Du balcon de sa chambre d'hôtel, un homme regarde les falaises éclairées d'Etretat.
Il y a vingt ans jour pour jour, sa mère se jetait du haut de ces parois blanches, le laissant seul avec son frère Antoine et leur père, à jamais anéantis, brisés, inconsolables.
Alors, pendant toute une nuit et tandis que Claire, sa femme, et Chloé sa petite fille, dorment paisiblement, lui invoque les fantômes d'un passé tragique, un travail de mémoire qui débute le jour du suicide maternel, il a alors onze ans.
Avant cela, il n'y a rien qu'un flot d'images brumeuses, un no man's land irréel et insaisissable que le traumatisme du suicide à partiellement effacé.
Durant cette longue nuit sans sommeil, Olivier laisse affleurer les souvenirs de son enfance saccagée : son père devenu odieux ; son frère tentant l'oubli dans la fuite ; ses amis, tout aussi abandonnés et sans repère…Des êtres malmenés par la vie qui tentent de se raccrocher fébrilement les uns aux autres sans trouver la force de s'affranchir du malheur.
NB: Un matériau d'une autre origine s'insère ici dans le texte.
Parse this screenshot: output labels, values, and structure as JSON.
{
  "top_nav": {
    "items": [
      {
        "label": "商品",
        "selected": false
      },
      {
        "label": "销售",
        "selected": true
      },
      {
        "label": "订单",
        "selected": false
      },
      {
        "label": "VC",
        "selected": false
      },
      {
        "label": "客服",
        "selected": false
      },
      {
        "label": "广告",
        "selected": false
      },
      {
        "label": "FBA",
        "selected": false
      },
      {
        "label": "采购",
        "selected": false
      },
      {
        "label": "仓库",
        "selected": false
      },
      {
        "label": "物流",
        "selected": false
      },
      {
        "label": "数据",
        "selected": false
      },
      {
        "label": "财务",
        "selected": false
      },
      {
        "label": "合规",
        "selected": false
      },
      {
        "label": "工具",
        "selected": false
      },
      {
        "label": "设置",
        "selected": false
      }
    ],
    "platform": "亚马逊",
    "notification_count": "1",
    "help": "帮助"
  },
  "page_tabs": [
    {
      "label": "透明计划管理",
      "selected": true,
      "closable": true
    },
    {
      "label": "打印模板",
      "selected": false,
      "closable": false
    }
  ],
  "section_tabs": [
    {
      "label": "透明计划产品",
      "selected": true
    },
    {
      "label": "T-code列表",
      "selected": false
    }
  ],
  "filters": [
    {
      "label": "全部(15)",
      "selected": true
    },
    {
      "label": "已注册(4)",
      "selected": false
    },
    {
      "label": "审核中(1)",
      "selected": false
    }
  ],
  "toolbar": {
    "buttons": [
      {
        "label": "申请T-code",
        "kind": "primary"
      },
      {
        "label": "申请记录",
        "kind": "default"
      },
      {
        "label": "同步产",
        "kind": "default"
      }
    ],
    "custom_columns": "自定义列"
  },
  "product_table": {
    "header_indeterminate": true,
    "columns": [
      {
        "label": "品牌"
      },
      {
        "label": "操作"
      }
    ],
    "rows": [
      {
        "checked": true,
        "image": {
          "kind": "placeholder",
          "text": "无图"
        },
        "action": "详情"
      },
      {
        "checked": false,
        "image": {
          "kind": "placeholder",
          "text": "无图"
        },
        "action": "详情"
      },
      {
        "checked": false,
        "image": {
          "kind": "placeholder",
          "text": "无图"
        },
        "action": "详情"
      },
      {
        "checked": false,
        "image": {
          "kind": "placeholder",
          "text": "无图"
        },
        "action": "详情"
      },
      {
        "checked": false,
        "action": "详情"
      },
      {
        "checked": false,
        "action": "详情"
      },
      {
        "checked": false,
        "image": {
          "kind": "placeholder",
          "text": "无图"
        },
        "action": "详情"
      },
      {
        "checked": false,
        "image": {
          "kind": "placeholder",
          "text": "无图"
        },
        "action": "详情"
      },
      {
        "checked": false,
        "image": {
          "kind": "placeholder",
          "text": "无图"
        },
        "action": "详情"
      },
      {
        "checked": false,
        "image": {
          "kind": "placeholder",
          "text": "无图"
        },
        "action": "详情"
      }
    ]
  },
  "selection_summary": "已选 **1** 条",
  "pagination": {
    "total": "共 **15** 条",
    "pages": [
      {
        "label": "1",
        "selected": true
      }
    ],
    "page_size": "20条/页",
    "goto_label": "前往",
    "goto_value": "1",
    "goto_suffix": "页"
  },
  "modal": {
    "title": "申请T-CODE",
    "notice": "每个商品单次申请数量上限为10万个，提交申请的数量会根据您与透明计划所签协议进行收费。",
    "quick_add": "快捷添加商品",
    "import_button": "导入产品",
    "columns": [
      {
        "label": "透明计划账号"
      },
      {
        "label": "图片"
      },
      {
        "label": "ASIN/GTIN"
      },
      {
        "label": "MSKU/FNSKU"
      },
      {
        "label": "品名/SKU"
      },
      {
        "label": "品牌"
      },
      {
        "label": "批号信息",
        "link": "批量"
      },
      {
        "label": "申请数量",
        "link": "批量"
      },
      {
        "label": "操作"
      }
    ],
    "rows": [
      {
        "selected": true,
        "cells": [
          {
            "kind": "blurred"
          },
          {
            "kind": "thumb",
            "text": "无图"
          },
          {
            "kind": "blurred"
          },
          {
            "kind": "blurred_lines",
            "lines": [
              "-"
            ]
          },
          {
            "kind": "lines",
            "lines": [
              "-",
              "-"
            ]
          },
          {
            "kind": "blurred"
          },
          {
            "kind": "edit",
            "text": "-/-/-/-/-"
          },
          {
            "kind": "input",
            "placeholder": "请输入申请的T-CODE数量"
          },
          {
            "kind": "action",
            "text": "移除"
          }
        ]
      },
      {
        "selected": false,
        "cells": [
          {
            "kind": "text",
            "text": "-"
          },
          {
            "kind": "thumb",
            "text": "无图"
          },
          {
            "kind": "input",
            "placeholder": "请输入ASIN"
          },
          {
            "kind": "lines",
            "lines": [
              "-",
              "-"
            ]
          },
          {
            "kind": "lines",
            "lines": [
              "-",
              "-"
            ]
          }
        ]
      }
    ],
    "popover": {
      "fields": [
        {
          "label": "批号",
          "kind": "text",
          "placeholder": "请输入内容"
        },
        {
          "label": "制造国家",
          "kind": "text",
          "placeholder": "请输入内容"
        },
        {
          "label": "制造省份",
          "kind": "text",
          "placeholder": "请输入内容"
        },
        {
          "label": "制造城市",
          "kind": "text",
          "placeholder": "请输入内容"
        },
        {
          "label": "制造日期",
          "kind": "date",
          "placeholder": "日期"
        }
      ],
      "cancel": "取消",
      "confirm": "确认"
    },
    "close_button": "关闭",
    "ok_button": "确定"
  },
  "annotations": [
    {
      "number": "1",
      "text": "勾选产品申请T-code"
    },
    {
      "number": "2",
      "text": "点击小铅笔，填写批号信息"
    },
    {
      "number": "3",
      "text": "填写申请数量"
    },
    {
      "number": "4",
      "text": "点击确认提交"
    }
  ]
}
Récit fragmenté, morceaux de puzzle agencés par vagues successives au gré de la mémoire, le narrateur "déroule le film de sa vie" jusqu'à la découverte d'un "abri ou le vent siffle moins fort", une éclaircie incarnée dans les visages lumineux De Claire et de Chloé.
La fille et la compagne du narrateur, leur amour inconditionnel, attentif, dévoué, représentent autant de respirations, de bouffées d'air frais au sein d'une existence encerclée d'un gris âpre et poisseux.
Le gris de la banlieue et de la rue ; le gris de la perte et de la souffrance, le gris de la fragilité des choses, de leur inexorabilité ; le gris des sentiments, celui de la désolation.
Et aussi le gris du vide. Car en se jetant du haut des falaises, c'est toute une famille que la mère d'Olivier a précipité dans le néant, et c'est tout ce qui subsistait d'unité familiale qui a sombré avec elle dans les flots. Comme un grand naufrage duquel émerge un flux continu d'interrogations amères.
La mort de celle qui vous a donné la vie, de celle qui vous a bercé et choyé, est déjà une épreuve insupportable, mais comment peut-on interpréter le geste d'une mère qui met fin à ses jours ? Comment se construire, se reconstruire, trouver sa place et son identité après une telle tragédie ?
Entre ressentiment, culpabilité, incompréhension et douleur, la vie d'Olivier s'effiloche, part en lambeaux. Ses amis, ses amours, paumés, inadaptés, ne font que l'entraîner un peu plus sur les pentes abruptes du désir d'en finir. Lui-aussi.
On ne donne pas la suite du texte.